Given that the Kremlin’s training bases can generate around 130,000 fresh—and reasonably well-trained—troops every six months, and 10,000 of those are support troops, Ukrainian commanders should aim to kill or badly wound 50,000 Russians in the same period, according to the Estonian analysis.
“This would constrain the Russian training system to deliver approximately 40,000 additional troops instead of 130,000 every six months,” the ministry asserted. Generating just 40,000 replacement troops twice a year would compel Russian commanders to bulk up their regiments with untrained troops—and that would “consistently degrade the quality of Russian force,” the Estonians claimed.
That should have the effect of “preventing Russia from regenerating offensive combat power.”
Good news for Ukraine: according to the best estimates, Ukrainian troops killed or wounded 315,000 Russian troops through 2022 and 2023. That’s 172,000 per year.
The loss rate accelerated last year, when as many as 210,000 Russians became permanent casualties—meaning they died or left military service for good after being severely wounded or deserting. Those figures come from a recent study by Frontelligence Insight, a Ukrainian analysis group.
Ukrainian artillery.
Ukrainian defense ministry photo
What collapse?
So why hasn’t the Russian army collapsed? The answer may be that it is collapsing—but very slowly. Consider that Russia’s yearlong offensive in eastern Ukraine ground to a halt last month.

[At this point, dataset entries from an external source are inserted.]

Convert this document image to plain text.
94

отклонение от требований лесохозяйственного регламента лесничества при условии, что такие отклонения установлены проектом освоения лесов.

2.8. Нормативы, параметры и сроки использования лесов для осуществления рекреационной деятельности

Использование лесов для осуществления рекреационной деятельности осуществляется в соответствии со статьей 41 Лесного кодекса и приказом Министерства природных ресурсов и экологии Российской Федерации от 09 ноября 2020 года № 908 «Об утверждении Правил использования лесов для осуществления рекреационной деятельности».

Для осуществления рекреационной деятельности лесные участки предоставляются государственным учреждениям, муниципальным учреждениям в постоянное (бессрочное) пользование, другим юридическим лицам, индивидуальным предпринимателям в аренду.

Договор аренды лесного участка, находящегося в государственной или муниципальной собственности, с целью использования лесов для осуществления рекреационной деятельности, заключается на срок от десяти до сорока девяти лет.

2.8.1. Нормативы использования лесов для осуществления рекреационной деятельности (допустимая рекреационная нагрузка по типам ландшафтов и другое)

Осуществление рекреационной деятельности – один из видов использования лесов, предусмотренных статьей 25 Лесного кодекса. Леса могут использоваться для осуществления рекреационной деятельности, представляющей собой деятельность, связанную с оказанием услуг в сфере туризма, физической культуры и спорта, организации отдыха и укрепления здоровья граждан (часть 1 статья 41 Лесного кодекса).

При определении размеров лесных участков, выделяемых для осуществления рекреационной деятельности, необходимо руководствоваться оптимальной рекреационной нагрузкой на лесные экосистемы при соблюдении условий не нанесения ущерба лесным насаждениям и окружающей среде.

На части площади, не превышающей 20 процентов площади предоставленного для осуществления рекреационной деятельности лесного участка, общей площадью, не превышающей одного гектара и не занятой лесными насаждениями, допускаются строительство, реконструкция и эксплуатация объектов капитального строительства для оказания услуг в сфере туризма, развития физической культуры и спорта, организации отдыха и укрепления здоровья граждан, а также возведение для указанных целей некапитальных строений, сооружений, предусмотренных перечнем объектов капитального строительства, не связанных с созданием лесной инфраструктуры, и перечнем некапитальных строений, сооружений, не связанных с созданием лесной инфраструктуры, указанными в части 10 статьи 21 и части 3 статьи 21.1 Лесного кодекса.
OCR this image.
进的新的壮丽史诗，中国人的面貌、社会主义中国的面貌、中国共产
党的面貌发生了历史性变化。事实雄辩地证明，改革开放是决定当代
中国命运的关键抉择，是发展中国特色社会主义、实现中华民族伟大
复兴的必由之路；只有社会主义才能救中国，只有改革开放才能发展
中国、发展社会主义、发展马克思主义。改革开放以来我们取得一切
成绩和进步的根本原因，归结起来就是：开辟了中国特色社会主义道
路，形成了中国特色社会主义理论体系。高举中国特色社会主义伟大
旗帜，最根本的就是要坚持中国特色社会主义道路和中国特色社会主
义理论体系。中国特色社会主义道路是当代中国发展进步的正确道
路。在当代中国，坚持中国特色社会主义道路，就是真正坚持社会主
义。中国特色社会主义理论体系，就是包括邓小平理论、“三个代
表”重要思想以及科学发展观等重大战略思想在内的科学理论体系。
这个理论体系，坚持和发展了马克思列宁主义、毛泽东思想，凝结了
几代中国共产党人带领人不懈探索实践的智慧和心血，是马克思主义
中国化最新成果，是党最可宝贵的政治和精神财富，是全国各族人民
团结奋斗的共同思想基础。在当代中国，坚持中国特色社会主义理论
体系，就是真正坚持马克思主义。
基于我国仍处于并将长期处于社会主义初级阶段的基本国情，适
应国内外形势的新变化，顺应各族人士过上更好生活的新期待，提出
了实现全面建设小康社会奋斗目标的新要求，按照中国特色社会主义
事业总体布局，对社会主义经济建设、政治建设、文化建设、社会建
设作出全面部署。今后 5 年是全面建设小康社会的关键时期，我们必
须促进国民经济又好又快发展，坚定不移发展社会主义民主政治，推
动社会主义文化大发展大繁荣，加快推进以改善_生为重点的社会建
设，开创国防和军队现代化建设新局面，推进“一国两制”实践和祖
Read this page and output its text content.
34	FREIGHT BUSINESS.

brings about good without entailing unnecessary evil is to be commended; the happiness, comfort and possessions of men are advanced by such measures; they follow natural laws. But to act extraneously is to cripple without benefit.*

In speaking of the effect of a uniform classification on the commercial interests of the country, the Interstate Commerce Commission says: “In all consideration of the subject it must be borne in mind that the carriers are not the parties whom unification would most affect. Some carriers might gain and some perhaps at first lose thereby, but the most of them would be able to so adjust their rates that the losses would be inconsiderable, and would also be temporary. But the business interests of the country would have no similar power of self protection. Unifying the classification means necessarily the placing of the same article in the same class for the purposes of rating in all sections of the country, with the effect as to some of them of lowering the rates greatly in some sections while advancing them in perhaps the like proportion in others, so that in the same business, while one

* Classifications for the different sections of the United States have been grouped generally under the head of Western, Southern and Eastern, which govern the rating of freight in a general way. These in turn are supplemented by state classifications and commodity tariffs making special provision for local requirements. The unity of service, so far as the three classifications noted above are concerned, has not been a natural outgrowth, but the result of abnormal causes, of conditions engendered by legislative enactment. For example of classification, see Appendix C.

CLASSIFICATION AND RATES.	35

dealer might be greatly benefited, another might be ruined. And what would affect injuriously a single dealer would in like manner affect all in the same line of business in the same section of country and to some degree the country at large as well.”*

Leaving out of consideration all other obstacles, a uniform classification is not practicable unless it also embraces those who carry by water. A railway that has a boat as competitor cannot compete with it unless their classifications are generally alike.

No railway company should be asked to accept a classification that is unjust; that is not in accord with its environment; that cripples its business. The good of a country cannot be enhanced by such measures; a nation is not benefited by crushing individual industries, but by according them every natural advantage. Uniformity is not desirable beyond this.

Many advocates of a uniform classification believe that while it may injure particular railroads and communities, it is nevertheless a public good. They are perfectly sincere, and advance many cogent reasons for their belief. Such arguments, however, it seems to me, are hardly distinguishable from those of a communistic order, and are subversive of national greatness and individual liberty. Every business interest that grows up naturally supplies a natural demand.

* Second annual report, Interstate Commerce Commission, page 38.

Maybe that’s because Russia deployed its best surviving troops to the successful effort to eject Ukrainian forces from the salient they held in western Russia’s Kursk Oblast.
Or maybe it’s because Russia is finally running out of well-trained troops and, as a consequence, losing its ability to conduct meaningful offensive action on a large scale. Just like the analysts in Tallinn anticipated.
But there’s another potential outcome—one that should worry friends of a free Ukraine.
If Ukraine’s own losses—100,000 dead and maimed troops a year for three years—are degrading its combat capabilities, the result could be a kind of battlefield impasse, where two exhausted combatants wearily exchange softer and softer blows—and neither can deliver a knockout punch. Yet.
That kind of impasse would ultimately favor Russia, Frontelligence Insight explained. That’s because there are 38 million people in Ukraine, and 144 million in Russia.
“There is a fundamental issue—Ukraine’s smaller mobilization base and poor mobilization campaign,” Frontelligence Insight warned.
Ukraine must degrade the Russian military faster than Russia degrades the Ukrainian military. At present, the casualty ratio favors Ukraine—but not nearly enough given Russia’s greater manpower reserves.
“Russia’s population is at least three times larger, and their recruitment system is better,” Frontelligence Insight explained. Thus, “Ukraine’s preferable loss ratio should be at least 1:3, rather than the 1:1.86 ratio reflected in current estimates.”
By killing, maiming or driving to desertion three Russians for every soldier they lose, the Ukrainians could deplete Russia’s most important resource—people—faster than Russia depletes Ukraine’s own most important resource, which is also people.
But it might take “game-changing external support” from allies for Ukraine to tilt the loss ratio more steeply against Russia, Frontelligence Insight explained.
That game-changing support almost certainly won’t come from the United States, which under President Donald Trump is rapidly aligning itself with Russia and other autocracies.
That leaves one realistic prospect: Europe. And while the leading European powers—the United Kingdom, Poland, Italy, Germany and France—have all talked about boosting aid to Ukraine, talk is cheap when it comes to killing Russians.